Я поднялся, перекинул через плечо полотенце и, не оборачиваясь, двинулся в нужном направлении. Полотенце, подумал, пригодится, если нос крепко заденут и оттуда начнёт хлестать. Или если рот разобьют. Больше серьёзной крови ждать неоткуда, остальное отойдёт в синяки и травмы.
«Разве что горлом пойдёт, – подумал я ещё, пока мы небольшой продолговатой стаей шагали к помывочной, – ну это если живот повредят, типа какого-нибудь внутреннего кровоизлияния».
Точно я ничего не знал, но допускал любой вариант измывательства – слишком уж наворотил лишнего. Хоть слова да и только, а вышли страшные, непростительные, уже не имевшие обратной силы, как в любом нормальном законе. Это я теперь хорошо понимал. И почему-то чувствовал, что готов, хотя было страшно. Главное, чтобы без унижений, лучше – простая боль. А ещё лучше – вырубиться. И – сразу, по-настоящему, если с первого удара точно попадут в правильное место. Больно будет уже потом, или вообще не будет: ну чего им впустую валять бесчувственное тело. И самому спокойней – не узнаю, кто из них и какой внёс вклад в избивательный процесс, потому и прощать будет легче: всех – разом, списком, кроме первого.
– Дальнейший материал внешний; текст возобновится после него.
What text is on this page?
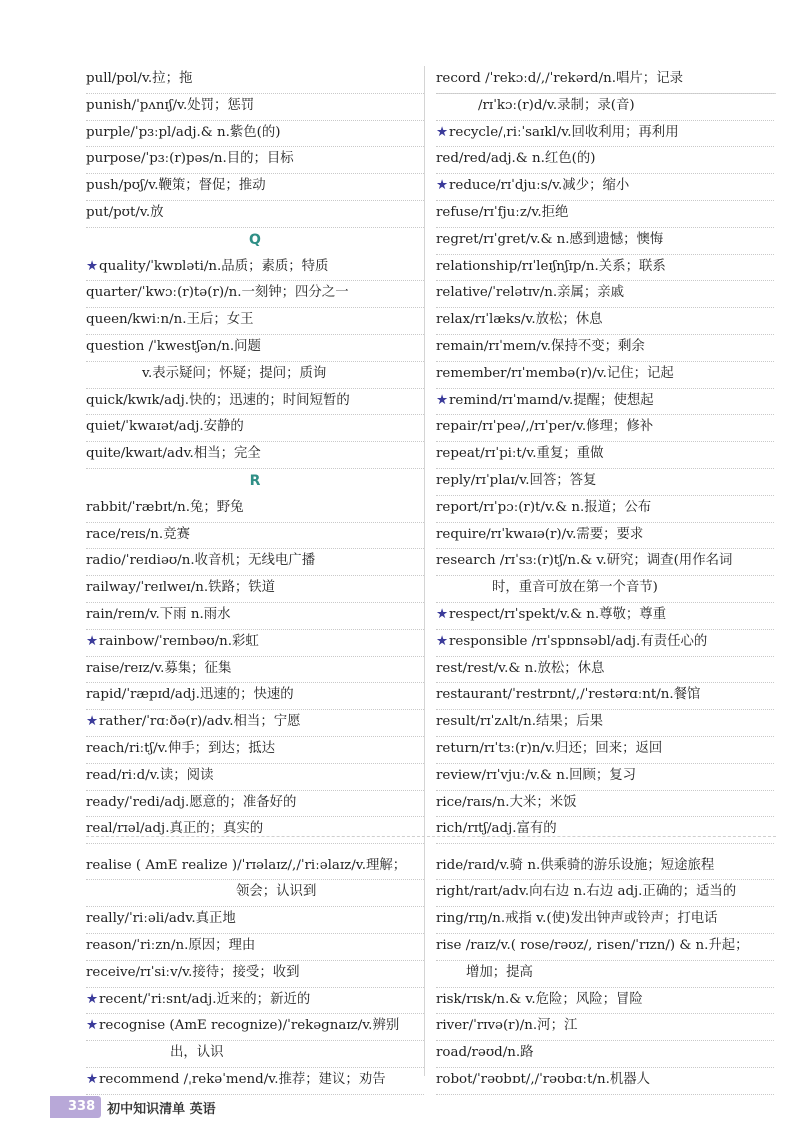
pull/pʊl/v.拉；拖
punish/ˈpʌnɪʃ/v.处罚；惩罚
purple/ˈpɜːpl/adj.& n.紫色(的)
purpose/ˈpɜː(r)pəs/n.目的；目标
push/pʊʃ/v.鞭策；督促；推动
put/pʊt/v.放
Q
★quality/ˈkwɒləti/n.品质；素质；特质
quarter/ˈkwɔː(r)tə(r)/n.一刻钟；四分之一
queen/kwiːn/n.王后；女王
question /ˈkwestʃən/n.问题
v.表示疑问；怀疑；提问；质询
quick/kwɪk/adj.快的；迅速的；时间短暂的
quiet/ˈkwaɪət/adj.安静的
quite/kwaɪt/adv.相当；完全
R
rabbit/ˈræbɪt/n.兔；野兔
race/reɪs/n.竞赛
radio/ˈreɪdiəʊ/n.收音机；无线电广播
railway/ˈreɪlweɪ/n.铁路；铁道
rain/reɪn/v.下雨 n.雨水
★rainbow/ˈreɪnbəʊ/n.彩虹
raise/reɪz/v.募集；征集
rapid/ˈræpɪd/adj.迅速的；快速的
★rather/ˈrɑːðə(r)/adv.相当；宁愿
reach/riːtʃ/v.伸手；到达；抵达
read/riːd/v.读；阅读
ready/ˈredi/adj.愿意的；准备好的
real/rɪəl/adj.真正的；真实的
realise ( AmE realize )/ˈrɪəlaɪz/,/ˈriːəlaɪz/v.理解；
领会；认识到
really/ˈriːəli/adv.真正地
reason/ˈriːzn/n.原因；理由
receive/rɪˈsiːv/v.接待；接受；收到
★recent/ˈriːsnt/adj.近来的；新近的
★recognise (AmE recognize)/ˈrekəgnaɪz/v.辨别
出，认识
★recommend /ˌrekəˈmend/v.推荐；建议；劝告
record /ˈrekɔːd/,/ˈrekərd/n.唱片；记录
/rɪˈkɔː(r)d/v.录制；录(音)
★recycle/ˌriːˈsaɪkl/v.回收利用；再利用
red/red/adj.& n.红色(的)
★reduce/rɪˈdjuːs/v.减少；缩小
refuse/rɪˈfjuːz/v.拒绝
regret/rɪˈgret/v.& n.感到遗憾；懊悔
relationship/rɪˈleɪʃnʃɪp/n.关系；联系
relative/ˈrelətɪv/n.亲属；亲戚
relax/rɪˈlæks/v.放松；休息
remain/rɪˈmeɪn/v.保持不变；剩余
remember/rɪˈmembə(r)/v.记住；记起
★remind/rɪˈmaɪnd/v.提醒；使想起
repair/rɪˈpeə/,/rɪˈper/v.修理；修补
repeat/rɪˈpiːt/v.重复；重做
reply/rɪˈplaɪ/v.回答；答复
report/rɪˈpɔː(r)t/v.& n.报道；公布
require/rɪˈkwaɪə(r)/v.需要；要求
research /rɪˈsɜː(r)tʃ/n.& v.研究；调查(用作名词
时，重音可放在第一个音节)
★respect/rɪˈspekt/v.& n.尊敬；尊重
★responsible /rɪˈspɒnsəbl/adj.有责任心的
rest/rest/v.& n.放松；休息
restaurant/ˈrestrɒnt/,/ˈrestərɑːnt/n.餐馆
result/rɪˈzʌlt/n.结果；后果
return/rɪˈtɜː(r)n/v.归还；回来；返回
review/rɪˈvjuː/v.& n.回顾；复习
rice/raɪs/n.大米；米饭
rich/rɪtʃ/adj.富有的
ride/raɪd/v.骑 n.供乘骑的游乐设施；短途旅程
right/raɪt/adv.向右边 n.右边 adj.正确的；适当的
ring/rɪŋ/n.戒指 v.(使)发出钟声或铃声；打电话
rise /raɪz/v.( rose/rəʊz/, risen/ˈrɪzn/) & n.升起；
增加；提高
risk/rɪsk/n.& v.危险；风险；冒险
river/ˈrɪvə(r)/n.河；江
road/rəʊd/n.路
robot/ˈrəʊbɒt/,/ˈrəʊbɑːt/n.机器人
338 初中知识清单 英语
Хотя этого удара от неизвестного первого я ждал сзади – в тот самый момент, когда закроется дверь помывочной за последним бойцом сопровождения. А пойдут все, подумал я, без вариантов, – никто не захочет дать слабину, чтобы после самому не огрести за неучастие в справедливом суде.
Нужно было беречь зубы, почки и яйца. Остальное – чёрт с ним, зарастёт, затянется, даже глаз, если насмерть не выбьют, вернётся на место. Об этом, зная, куда в скором времени попадёт его внук, загодя предупреждал меня мой опытный дедушка, сразу же после моего отчисления из театрального училища. «Главное, почки прикрывай, увёртывайся, а то после кровью мочиться будешь весь остаток жизни. Про яйца молчу, сам всё знаешь. И зубы. Другие не вырастут, придётся весь рот перебирать, так потом мучиться будешь с ними, чужими, – то не так, это не сошлось. И тоже до последнего дня, Гаринька».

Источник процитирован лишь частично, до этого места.